Of course, there are ways to do it – notably multiple inheritance, if your language supports it – but the point is, in a functional language, this question never even arises. You just import the function definitions and use them, without ever having to think about the mechanics of it.

By the way, I’m not saying that this necessarily makes functional languages better (although I do tend to prefer them). I’m just pointing out that the difference is real.

Inheritance is not a strict requirement of OOP. In OOP, you can always use composition, in which case the question also never arises.

Inheritance is there if you need it. It's an available option.

Yes, but in common discussion, noone when talking about OOP is referring to inheritence-less OOP. No common programming language uses it, few to no programmers practice it. OOP/w inheritance is the default item being discussed.
And why is "common discussion" technically relevant? This is not a fault of OOP but of education.
You're talking about about OOP-B, everyone here is talking about OOP-A. OOP-B isn't really a part of what's being discussed.

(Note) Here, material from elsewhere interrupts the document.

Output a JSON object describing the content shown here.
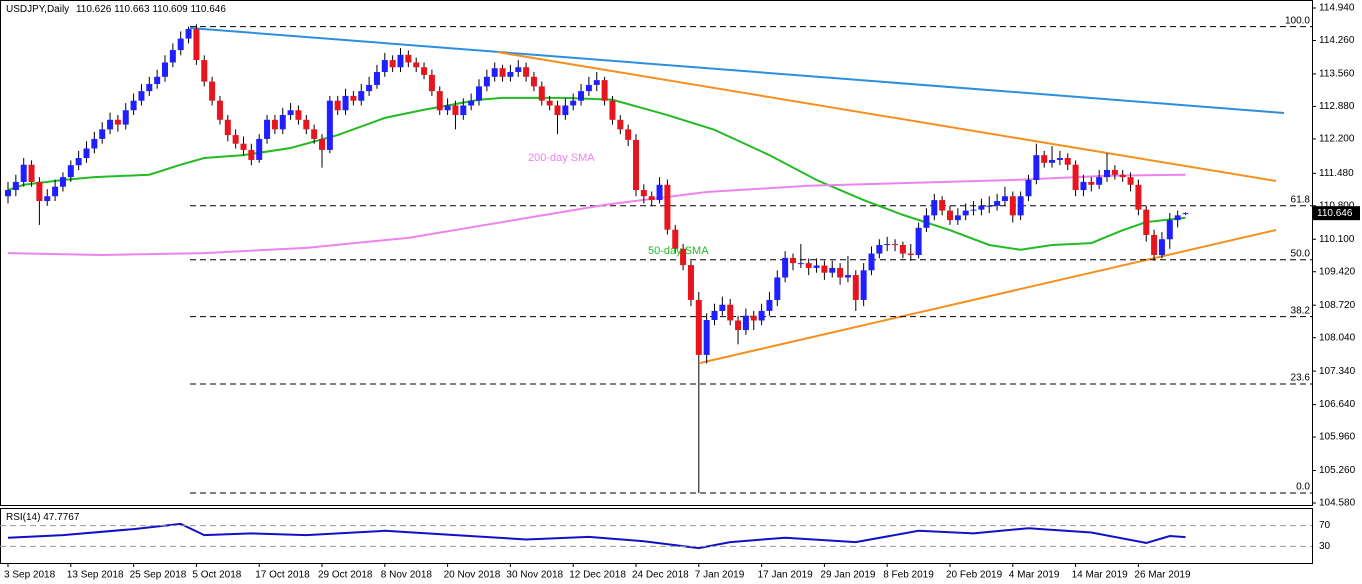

Anyone can bring it up, but "education" isn't relevant here. It's not what was discussed in the article, or the comments.

> in which case the question also never arises.

I'm not sure I see that.

If class A and B wrap a C by composition and expose, respectively, `a` and `b`, then I still very much have the choice of which I'm building. Perhaps less so if they wrap a C by reference, so the C can be reused (it's too late at night to be sure I've thought it all the way through).

Maybe it's best to think about this in a capabilities-security aspect.

'o' gives you capabilities to perform 'f'. 'o' can hide its data and only expose functions that it wishes.

With f(o), 'f' needs to be given permission to access 'o' internals.

In Nim, with its unified function call syntax, there is no difference between them, which is pretty neat.